Das funktioniert tagsüber auch. Dazu muss man allerdings erst einmal sein Auto an einer freien Säule abstellen und zur Kasse gehen und dort vorhersagen, wie viele Liter in den Tank sollen. Die voraussichtliche Füllmenge muss an der Kasse im voraus bezahlt werden, um dann zum Fahrzeug zurückzugehen und die Tankfüllung im Auto unterzubringen. Pech, falls man sich vorher verschätzt hat.

Nun, vielleicht zeigen ja einige ultra moderne Fahrzeuge den fehlenden Tankinhalt genauer an, ich erahne jeweils nur, ob halb-, viertel voll oder Reserve angesagt ist. Zudem ist mein französisch nur so lala.

Ich gehe hinein und stehe nun also vor der Herrscherin des Glaspalastes. Die Entscheiderin bezüglich meiner möglichen Weiterfahrt, sitzt hinter einer senkrecht geschlitzten Glasscheibe, auf einer etwas erhöhten Kassenanlage.
Ich bin, wie gesagt, etwas unsicher, wie viel Sprit ich genau benötige und zudem hat bereits meine Ankündigung, ich wolle in bar bezahlen, ihren Gesichtsausdruck starr werden lassen. Sie musterte mich streng. "Wirklich keine Karte?"

Der Einfachheit halber sagte ich „nein“. Ich erklärte es nicht weiter, aber ich wollte halt einfach nach und nach, während der Rückfahrt, meine Bargeldreserve aufbrauchen.
Ihr Hirn arbeitete.

Sie erhob sich, während sie zu überlegen schien. Unübersehbar wurden dort gerade Dinge vernetzt, die nicht unabdingbar in Zusammenhang standen. In einer fremden Sprache zwar, aber das Ergebnis war ein gerader, steifer Rücken und unverkennbar herablassende Blicke. Diese sagten in etwa:
'Viel Bargeld, keine Bankkarte, ergo keine Bank, kein Zuhause, vermutlich auch keinen Ausweis: Terrorismusgefahr!'

Sie sah sich nach Publikum um, lehnte ihren Oberkörper, mit auffällig vorgeschobener Brust ans Regal und legte die Arme rechts und links auf die Bretter. Und fragte dann nochmals unüberhörbar laut und so, als wolle sie mich gleich hier zur Strecke bringen: "Keine Karte?!"
Umstehende wurden aufmerksam und schauten herüber.
Diese Körpersprache, nebst der Lautstärke, und dem Gefühl, hier mehr oder weniger öffentlich vorgeführt zu werden, ließen nun wiederum mich innerlich erstarren!

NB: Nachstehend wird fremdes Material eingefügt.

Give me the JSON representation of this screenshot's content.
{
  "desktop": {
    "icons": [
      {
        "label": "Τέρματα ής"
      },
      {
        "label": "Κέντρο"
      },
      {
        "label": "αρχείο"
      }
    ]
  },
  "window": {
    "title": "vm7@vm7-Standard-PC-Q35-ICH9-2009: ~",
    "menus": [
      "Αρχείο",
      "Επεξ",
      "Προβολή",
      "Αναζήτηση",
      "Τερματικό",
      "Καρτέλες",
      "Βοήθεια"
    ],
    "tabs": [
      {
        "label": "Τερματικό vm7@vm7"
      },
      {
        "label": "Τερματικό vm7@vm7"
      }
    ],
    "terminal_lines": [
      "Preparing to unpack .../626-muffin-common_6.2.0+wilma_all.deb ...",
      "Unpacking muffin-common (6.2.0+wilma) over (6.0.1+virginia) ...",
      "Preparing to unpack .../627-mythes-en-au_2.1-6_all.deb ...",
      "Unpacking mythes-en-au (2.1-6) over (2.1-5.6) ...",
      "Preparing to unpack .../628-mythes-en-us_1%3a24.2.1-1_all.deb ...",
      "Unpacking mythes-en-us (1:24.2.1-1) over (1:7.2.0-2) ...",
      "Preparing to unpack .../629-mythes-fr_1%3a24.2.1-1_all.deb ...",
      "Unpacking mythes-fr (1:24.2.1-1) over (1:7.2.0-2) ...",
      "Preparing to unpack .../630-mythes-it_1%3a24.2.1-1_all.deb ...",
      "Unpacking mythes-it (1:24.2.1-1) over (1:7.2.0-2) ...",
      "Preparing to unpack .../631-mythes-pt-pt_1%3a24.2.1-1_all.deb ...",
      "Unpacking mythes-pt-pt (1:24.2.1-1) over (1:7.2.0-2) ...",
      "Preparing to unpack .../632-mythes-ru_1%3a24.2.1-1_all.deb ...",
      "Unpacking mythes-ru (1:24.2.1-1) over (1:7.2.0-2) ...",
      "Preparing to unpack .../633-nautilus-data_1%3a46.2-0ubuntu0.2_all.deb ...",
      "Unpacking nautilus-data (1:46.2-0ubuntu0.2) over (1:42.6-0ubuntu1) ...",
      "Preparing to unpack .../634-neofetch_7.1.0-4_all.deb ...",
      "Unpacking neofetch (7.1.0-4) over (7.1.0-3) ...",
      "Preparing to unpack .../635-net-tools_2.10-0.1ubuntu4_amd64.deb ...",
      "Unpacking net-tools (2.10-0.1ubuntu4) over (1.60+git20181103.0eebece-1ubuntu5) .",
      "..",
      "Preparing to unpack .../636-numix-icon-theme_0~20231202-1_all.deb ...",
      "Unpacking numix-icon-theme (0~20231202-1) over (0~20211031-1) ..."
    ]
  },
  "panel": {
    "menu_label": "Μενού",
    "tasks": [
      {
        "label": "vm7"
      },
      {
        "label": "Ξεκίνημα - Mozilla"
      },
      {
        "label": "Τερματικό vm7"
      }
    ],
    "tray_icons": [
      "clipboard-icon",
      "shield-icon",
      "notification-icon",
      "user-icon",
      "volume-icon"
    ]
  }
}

Denn nun vernetzten sich bei mir ungewöhnliche Dinge: elektronische Konten, elektronische Ausweiskarte, elektronische Überwachung, Macht, und dann kam der verblüffende Gedanke an Roland Freisler hinzu, Bildsequenzen von jenem gnadenlosen Nazi-Richter, der keinen Freispruch zuließ. Einer, der all seine zusammen gesuchten Indizien und Vorurteile krude zusammenfügte und dadurch letztendlich jeden Vorgeführten, in unerbittlichen Schauprozessen, am Ende auch zu verurteilen wusste.

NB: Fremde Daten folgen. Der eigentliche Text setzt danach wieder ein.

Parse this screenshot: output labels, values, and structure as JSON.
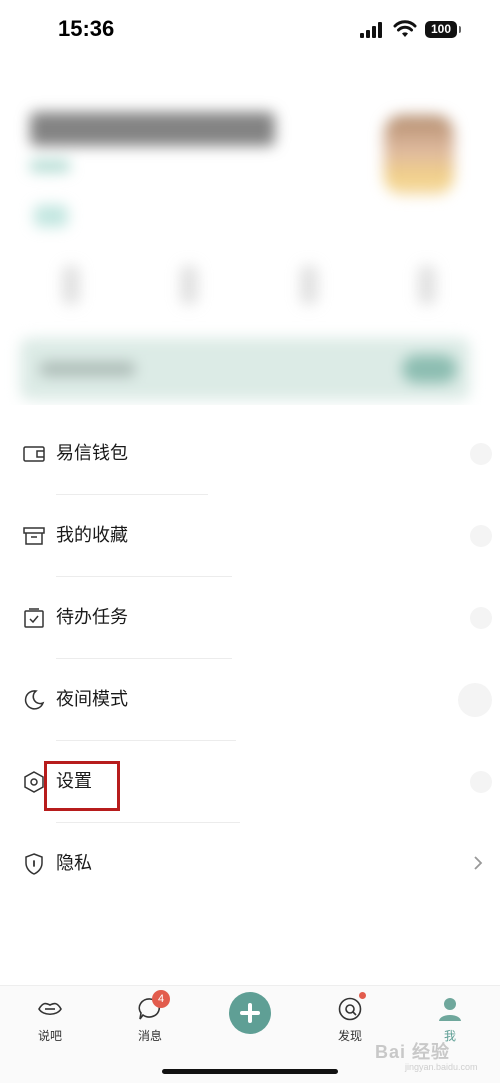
{
  "status_bar": {
    "time": "15:36",
    "battery": "100"
  },
  "menu": {
    "items": [
      {
        "label": "易信钱包",
        "icon": "wallet-icon"
      },
      {
        "label": "我的收藏",
        "icon": "archive-box-icon"
      },
      {
        "label": "待办任务",
        "icon": "checklist-icon"
      },
      {
        "label": "夜间模式",
        "icon": "moon-icon"
      },
      {
        "label": "设置",
        "icon": "gear-hexagon-icon"
      },
      {
        "label": "隐私",
        "icon": "shield-icon"
      }
    ]
  },
  "tab_bar": {
    "tabs": [
      {
        "label": "说吧",
        "icon": "lips-icon"
      },
      {
        "label": "消息",
        "icon": "chat-bubble-icon",
        "badge": "4"
      },
      {
        "label": "",
        "icon": "plus-icon"
      },
      {
        "label": "发现",
        "icon": "compass-icon"
      },
      {
        "label": "我",
        "icon": "person-icon"
      }
    ],
    "accent_color": "#5f9f95",
    "badge_color": "#e25c4d"
  },
  "watermark": {
    "text": "Bai 经验",
    "sub": "jingyan.baidu.com"
  }
}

Sogenannte 'Untermenschen', waren derart in die Mangel genommene Bürger, für das damals in Deutschland herrschende Nazisystem.

Ich sah mich um. Sie blickte lange und, wie mir schien, lauernd auf mich herab.

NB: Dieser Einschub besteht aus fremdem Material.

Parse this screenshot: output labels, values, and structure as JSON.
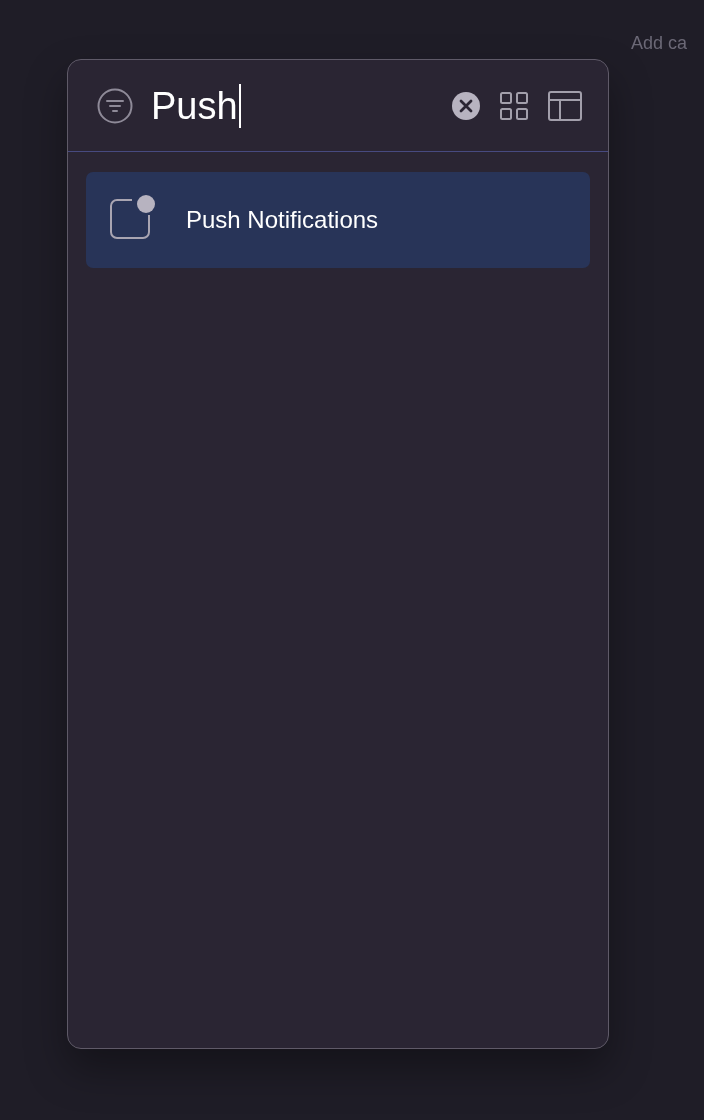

Ob dieser gesteigerten Kundenunfreundlichkeit, beschloss ich, dass der Tankinhalt doch noch ein paar Kilometer reichen müsste. Ich benötigte jedoch einige, meine Gedanken reinigende Augenblicke.

Zückte dann ganz entspannt keine meiner Karten, sondern zuckte nur kurz mit den Schultern und schüttelte ungläubig den Kopf, während ich mich abwandte und mich mit ungewöhnlich bewusst ausgeführten Schritten Richtung Ausgang bewegte.

 

Als „freier Mann“ verließ ich den Glasschaukasten.